Photographer Andy Grimm left the office on Monday to photograph lightning when he saw Jake Shaw, a Clark County sheriff's deputy, performing a traffic stop in New Carlisle, north of Dayton, The New Carlisle News reported yesterday.
Grimm got out of his Jeep to take pictures of the traffic stop and started setting up his tripod and camera when he was shot in the side, the newspaper reported. The shooting happened about 10:15 PM (local time), according to the sheriff's office.
"I turned around toward the cars and then 'pop, pop,'" Grimm said in the newspaper's story.
The sheriff's office yesterday said that it had placed Shaw on administrative leave and that he will attend a "critical incident debriefing." The agency has planned to release records and body camera footage of the shooting.
"Our hearts and prayers are with Mr.
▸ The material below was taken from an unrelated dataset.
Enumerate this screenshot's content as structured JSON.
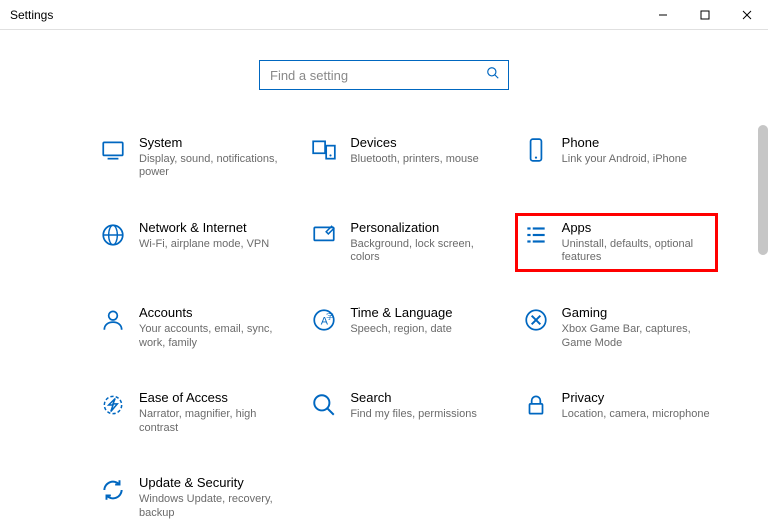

Grimm as he recovers and with Deputy Jake Shaw and we ask the community to keep both of them in your hearts and prayers as well," Maj. Andy Reynolds of the sheriff's office said in a statement.
An update on the news organization's Facebook page says Grimm is "is very sore but otherwise is doing fine" after surgery and doesn't want Shaw to lose his job.
"This is a small town. Everybody knows everybody. Everybody looks out for one another," Dale Grimm, Grimm's father and the publisher of the weekly paper along with two others, said in a phone interview Tuesday morning.
Dale Grimm said it's not clear what the deputy was thinking.
The case has been turned over to the Ohio Bureau of Criminal Investigation. At the request of the Clark County prosecutor's office, prosecutors from the Attorney General's office will handle the case.
It's not uncommon for local prosecutors to make such a request, especially in communities where prosecutors and sheriff's office authorities work closely together.